Patrick MacKenzie, PDG de l’organisme à but non lucratif Immigration Employment Council of BC, est d’accord.
MacKenzie a rappelé un cas récent où un Ukrainien a décroché un emploi dans une boulangerie de Vancouver avant même de venir au Canada. « Il a juste besoin d’arriver ici maintenant. »
« Les Ukrainiens sont les bienvenus sur le lieu de travail et les employeurs constatent qu’ils contribuent très rapidement », a-t-il dit, ajoutant que le niveau plus élevé de sensibilisation des Canadiens à la guerre en Ukraine pourrait également jouer un rôle.
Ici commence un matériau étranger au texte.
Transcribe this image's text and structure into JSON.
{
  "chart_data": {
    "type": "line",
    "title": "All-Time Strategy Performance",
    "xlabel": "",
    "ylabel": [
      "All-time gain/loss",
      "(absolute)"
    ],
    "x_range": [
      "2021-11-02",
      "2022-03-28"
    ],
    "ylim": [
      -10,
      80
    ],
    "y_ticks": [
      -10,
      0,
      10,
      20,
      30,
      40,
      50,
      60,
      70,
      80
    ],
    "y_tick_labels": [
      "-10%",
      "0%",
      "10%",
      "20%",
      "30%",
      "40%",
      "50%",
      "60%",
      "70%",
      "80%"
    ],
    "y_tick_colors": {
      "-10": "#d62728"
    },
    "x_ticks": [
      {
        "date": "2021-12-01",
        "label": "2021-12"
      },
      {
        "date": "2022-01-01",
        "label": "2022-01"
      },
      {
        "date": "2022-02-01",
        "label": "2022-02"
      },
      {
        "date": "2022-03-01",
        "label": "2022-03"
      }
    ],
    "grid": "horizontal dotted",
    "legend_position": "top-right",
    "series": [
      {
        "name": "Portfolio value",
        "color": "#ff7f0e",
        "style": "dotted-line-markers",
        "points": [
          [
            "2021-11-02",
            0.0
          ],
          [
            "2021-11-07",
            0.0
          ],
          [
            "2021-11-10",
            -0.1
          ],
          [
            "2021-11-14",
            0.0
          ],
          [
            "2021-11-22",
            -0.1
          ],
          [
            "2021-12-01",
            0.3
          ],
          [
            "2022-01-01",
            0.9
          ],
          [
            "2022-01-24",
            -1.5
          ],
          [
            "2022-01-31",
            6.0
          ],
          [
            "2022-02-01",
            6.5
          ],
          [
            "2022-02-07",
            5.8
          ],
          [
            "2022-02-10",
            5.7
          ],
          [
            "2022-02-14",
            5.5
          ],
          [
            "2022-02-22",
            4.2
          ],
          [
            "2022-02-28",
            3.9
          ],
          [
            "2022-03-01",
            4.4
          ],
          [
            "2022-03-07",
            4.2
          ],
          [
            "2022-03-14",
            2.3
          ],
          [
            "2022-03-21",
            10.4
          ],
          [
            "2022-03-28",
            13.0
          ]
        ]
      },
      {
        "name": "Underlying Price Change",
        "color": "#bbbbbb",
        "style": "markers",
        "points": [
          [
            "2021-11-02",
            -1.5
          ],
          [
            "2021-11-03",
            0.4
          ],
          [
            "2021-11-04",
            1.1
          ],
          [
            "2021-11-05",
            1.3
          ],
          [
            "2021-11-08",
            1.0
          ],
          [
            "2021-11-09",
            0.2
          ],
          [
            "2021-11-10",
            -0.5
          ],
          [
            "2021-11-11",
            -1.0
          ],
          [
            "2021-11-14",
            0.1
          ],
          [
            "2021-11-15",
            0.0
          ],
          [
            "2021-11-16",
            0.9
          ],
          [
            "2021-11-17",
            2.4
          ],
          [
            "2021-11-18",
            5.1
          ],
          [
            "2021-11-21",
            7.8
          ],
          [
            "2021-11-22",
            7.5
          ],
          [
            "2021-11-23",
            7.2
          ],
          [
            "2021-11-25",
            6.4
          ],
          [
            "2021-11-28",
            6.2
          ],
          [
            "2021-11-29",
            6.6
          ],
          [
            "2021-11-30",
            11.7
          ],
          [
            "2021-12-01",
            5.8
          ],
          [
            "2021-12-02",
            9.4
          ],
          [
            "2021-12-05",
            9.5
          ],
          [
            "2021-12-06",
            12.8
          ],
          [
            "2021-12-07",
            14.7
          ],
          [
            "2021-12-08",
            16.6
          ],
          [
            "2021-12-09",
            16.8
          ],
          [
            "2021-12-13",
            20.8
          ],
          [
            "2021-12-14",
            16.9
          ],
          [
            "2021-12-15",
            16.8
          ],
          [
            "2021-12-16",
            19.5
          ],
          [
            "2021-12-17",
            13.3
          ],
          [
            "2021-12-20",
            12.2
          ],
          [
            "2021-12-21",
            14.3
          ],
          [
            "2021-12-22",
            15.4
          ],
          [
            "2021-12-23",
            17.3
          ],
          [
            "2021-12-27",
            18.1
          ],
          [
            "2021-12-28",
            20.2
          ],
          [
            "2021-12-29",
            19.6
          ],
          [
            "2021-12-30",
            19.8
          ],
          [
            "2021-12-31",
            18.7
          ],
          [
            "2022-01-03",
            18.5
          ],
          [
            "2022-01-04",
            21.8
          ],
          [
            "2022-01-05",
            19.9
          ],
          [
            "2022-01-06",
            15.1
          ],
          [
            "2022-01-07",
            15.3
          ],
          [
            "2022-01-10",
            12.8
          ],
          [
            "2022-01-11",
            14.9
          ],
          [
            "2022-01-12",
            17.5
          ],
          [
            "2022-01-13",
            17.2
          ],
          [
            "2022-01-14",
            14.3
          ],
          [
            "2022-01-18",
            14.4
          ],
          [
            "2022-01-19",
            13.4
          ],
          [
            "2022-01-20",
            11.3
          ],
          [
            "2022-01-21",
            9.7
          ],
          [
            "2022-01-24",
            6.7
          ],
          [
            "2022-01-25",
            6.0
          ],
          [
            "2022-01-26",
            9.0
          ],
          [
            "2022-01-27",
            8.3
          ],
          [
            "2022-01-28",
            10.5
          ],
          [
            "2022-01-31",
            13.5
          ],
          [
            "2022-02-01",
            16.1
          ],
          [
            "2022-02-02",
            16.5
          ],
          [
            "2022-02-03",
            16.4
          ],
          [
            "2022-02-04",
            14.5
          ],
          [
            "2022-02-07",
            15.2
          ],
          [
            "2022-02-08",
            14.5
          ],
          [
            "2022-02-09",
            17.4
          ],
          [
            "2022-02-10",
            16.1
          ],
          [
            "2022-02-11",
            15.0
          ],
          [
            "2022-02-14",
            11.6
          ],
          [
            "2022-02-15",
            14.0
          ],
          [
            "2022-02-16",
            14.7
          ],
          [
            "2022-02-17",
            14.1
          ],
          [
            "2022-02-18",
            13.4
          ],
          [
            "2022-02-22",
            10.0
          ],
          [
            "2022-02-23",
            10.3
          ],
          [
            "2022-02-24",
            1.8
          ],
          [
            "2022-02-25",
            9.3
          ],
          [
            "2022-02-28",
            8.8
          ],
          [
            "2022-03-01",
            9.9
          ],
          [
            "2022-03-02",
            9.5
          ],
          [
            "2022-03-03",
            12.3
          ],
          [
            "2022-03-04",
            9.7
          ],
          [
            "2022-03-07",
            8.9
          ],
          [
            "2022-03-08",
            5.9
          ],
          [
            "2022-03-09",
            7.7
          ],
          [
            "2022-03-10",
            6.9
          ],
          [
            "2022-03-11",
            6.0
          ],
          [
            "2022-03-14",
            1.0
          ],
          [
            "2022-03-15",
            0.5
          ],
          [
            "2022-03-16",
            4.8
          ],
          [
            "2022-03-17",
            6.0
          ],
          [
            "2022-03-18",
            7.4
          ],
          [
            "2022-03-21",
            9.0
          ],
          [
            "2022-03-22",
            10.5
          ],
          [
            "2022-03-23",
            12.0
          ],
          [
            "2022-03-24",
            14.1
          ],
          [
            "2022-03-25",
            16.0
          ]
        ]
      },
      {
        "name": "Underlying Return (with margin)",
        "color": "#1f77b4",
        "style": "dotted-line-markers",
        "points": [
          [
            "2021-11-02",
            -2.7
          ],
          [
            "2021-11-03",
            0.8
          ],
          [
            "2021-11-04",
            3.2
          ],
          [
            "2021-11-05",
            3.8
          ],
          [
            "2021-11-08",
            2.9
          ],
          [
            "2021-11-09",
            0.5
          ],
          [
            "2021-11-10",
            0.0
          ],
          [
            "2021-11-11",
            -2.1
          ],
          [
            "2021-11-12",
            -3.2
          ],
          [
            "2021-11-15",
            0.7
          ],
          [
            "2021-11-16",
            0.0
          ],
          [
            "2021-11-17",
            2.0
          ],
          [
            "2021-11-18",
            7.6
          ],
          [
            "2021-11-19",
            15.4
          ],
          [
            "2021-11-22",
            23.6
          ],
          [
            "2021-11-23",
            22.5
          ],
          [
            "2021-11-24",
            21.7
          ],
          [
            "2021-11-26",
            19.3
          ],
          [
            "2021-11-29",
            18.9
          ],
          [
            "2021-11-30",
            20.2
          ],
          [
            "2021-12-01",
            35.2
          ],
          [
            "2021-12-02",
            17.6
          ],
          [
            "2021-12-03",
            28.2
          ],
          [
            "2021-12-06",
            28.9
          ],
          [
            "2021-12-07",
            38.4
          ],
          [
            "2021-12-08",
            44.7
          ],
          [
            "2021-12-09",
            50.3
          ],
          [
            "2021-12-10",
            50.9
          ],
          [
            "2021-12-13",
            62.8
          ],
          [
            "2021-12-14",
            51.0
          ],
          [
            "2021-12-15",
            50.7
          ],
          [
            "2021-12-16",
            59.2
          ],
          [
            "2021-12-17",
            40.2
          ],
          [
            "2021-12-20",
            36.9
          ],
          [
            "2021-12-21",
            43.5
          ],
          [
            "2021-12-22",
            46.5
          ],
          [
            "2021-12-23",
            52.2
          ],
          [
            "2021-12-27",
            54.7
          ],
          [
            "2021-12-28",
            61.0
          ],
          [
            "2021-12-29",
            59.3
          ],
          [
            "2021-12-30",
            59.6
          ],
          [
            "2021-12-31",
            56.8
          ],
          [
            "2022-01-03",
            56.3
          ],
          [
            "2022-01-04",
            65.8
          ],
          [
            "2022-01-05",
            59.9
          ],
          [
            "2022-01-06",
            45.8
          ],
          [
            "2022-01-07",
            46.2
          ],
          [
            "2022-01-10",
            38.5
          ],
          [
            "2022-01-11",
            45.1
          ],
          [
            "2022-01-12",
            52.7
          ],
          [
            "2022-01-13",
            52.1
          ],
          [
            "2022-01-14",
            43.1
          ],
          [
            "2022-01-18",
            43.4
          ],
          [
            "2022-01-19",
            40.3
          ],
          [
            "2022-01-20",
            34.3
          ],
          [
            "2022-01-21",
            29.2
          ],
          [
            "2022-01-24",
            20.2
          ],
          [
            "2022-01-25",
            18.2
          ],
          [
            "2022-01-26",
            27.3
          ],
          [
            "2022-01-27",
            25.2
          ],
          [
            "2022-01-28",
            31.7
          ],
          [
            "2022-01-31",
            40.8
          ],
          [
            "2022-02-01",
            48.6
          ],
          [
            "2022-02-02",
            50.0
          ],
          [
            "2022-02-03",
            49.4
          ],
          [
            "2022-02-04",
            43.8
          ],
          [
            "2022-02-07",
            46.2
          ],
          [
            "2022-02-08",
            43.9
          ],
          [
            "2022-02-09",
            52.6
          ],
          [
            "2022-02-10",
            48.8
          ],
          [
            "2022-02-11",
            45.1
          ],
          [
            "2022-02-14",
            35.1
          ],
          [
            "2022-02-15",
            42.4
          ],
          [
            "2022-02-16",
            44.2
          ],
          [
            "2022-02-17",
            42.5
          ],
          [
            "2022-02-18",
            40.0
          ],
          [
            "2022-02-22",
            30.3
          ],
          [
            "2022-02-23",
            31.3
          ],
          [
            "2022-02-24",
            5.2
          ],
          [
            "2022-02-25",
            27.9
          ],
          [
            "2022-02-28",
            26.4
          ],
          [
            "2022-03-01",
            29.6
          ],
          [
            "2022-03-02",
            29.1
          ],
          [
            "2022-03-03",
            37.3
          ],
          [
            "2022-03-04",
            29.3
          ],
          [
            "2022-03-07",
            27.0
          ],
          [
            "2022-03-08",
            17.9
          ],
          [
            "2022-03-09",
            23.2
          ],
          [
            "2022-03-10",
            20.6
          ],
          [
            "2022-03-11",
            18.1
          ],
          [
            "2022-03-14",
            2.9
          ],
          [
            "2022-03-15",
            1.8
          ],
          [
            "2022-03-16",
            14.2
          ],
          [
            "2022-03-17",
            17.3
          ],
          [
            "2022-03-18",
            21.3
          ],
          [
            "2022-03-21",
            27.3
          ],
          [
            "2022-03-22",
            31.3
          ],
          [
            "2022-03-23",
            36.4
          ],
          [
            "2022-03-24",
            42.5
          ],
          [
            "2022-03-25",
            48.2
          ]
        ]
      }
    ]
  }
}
« J’espère que les employeurs prendront cette leçon et l’appliqueront plus largement à tous les nouveaux arrivants au Canada afin que nous puissions faire des progrès dans la lutte contre le sous-emploi auquel tant d’immigrants sont confrontés », a-t-il déclaré.
Depuis mars 2022, le gouvernement canadien a reçu plus de 860 000 demandes d’Ukraine, et près de 170 000 Ukrainiens sont arrivés au Canada, indique le site du gouvernement.
Mais la langue continue d’être le plus grand obstacle, en particulier pour les emplois professionnels, a déclaré Kael Campbell de Victoria, en Colombie-Britannique, Red Seal Recruitment Solutions.
Certains recruteurs, cependant, commencent à remettre en question le récit de l’expérience canadienne, a-t-il déclaré.
« Il y a soit une expérience de travail, soit il n’y en a pas », a déclaré Campbell.
Avec la dernière vague ukrainienne, Campbell a déclaré que les recruteurs s’efforcent d’éduquer les employeurs canadiens sur les opportunités que les nouveaux arrivants apportent à la table.
« (Nous) encourageons les employeurs à être ouverts à l’embauche d’Ukrainiens et à partager les connaissances qu’ils possèdent. »
Ce rapport de La Presse canadienne a été publié pour la première fois le 26 février 2023.
Cette histoire a été produite avec l’aide financière du Meta et de la Canadian Press News Fellowship.